This project aims to build a spam email classifier using Support Vector Machines (SVM) and Multinomial Naive Bayes (MNB) models. The project comprises two Python scripts: main.py and experiments.py.
This script trains and saves the final spam classification model. It uses the SVM model. It defines a function train_test(train.csv,test.csv)
which expects paths to a train and a test CSV files as arguments.
The train file should have two columns: 'email' (the email text) and 'label' (the label of the email, where 'spam' is 1 and 'ham' is 0). The test file should have only one column: 'email'. The 'label' column is not included as the purpose is to predict these labels.
When run, this script trains the SVM model on the training data and then makes predictions on the test data. The predictions are saved in a 'predictions.txt' file with each prediction on a new line.

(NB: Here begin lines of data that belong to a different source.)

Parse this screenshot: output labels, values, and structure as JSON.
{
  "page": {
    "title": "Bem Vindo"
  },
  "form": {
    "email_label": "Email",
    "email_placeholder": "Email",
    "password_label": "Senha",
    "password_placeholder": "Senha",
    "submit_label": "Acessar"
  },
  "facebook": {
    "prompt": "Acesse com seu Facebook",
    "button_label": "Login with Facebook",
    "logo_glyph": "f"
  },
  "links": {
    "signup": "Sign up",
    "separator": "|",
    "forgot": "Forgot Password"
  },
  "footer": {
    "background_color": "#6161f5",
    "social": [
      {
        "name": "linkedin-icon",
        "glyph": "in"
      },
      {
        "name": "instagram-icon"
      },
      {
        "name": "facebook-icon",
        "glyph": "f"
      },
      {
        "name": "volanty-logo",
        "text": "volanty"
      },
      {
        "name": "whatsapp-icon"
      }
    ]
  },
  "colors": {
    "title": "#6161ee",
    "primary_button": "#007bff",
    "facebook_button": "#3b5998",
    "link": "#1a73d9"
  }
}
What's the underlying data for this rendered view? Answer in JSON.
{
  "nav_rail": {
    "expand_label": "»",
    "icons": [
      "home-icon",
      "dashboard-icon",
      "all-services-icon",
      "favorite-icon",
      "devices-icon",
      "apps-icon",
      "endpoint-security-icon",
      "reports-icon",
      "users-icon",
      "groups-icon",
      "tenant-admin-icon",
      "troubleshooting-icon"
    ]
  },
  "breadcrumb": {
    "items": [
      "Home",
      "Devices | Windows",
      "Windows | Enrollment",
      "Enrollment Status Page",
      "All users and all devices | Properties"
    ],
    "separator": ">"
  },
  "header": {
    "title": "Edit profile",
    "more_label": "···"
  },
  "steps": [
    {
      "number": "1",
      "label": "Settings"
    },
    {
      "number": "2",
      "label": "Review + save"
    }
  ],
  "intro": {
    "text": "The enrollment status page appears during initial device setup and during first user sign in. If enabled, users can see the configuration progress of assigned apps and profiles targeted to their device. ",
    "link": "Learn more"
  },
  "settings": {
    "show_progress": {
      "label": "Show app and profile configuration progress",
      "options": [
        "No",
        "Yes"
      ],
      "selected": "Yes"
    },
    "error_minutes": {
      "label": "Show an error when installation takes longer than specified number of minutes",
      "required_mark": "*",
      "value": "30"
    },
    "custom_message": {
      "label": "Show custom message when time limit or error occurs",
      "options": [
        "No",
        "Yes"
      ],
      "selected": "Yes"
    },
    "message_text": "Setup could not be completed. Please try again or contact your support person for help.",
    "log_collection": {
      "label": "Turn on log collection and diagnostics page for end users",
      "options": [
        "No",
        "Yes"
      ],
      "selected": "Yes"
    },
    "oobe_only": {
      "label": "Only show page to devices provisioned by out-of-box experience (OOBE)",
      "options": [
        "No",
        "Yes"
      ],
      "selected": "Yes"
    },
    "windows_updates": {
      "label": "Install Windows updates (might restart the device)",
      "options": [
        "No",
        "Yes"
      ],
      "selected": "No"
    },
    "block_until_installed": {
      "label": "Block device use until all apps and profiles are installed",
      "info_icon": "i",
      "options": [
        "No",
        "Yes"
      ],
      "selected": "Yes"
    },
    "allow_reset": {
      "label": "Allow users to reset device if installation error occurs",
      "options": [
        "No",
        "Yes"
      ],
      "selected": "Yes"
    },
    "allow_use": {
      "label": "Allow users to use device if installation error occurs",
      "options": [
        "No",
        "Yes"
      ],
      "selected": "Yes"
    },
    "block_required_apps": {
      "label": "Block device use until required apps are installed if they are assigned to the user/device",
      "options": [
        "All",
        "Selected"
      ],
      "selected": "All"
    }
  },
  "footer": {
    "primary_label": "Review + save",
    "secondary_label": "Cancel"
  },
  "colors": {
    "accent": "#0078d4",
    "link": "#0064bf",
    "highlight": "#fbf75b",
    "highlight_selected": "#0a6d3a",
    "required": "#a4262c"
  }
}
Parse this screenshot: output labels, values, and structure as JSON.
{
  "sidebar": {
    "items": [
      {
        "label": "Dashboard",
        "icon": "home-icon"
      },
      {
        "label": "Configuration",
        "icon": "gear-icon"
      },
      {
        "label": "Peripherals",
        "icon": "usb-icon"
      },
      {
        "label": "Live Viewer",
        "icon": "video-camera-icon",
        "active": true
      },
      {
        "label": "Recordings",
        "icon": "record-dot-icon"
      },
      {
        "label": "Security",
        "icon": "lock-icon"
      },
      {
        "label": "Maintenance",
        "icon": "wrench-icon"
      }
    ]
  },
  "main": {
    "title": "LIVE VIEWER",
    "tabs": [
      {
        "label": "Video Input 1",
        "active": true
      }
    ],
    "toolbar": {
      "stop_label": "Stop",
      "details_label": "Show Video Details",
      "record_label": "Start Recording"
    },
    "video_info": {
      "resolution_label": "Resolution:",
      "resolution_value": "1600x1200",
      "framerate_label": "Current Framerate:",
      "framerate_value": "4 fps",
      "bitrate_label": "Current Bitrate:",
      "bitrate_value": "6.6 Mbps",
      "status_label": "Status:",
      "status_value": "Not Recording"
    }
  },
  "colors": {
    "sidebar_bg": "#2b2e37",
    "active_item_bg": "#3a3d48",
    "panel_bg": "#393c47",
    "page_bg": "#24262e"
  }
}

The script also saves the trained model and the preprocessor as pickle files ('model.pkl' and 'preprocessor.pkl') which can be loaded later to make predictions on new data without needing to retrain the model.
This script is used for experimental purposes. It trains and evaluates both the SVM and MNB models on the training data, and prints out the classification reports and confusion matrices for both models. This script is used to determine which model performs best and should be used in the main.py script.
The script expects a path to a train CSV file as an argument. The file should have two columns: 'email' (the email text) and 'label' (the label of the email, where 'spam' is 1 and 'ham' is 0).
To use these scripts, first install the required libraries: pip install pandas sklearn nltk
Then run the experiments.py script with the path to the train CSV file:
python experiments.py train.csv
And finally run the main.py script with the paths to the train and test CSV files: python main.py train.csv test.csv
Note: Replace 'train.csv' and 'test.csv' with the paths to your actual train and test files.
Remember, the 'predictions.txt' file will be generated in the same directory where you run your Python scripts.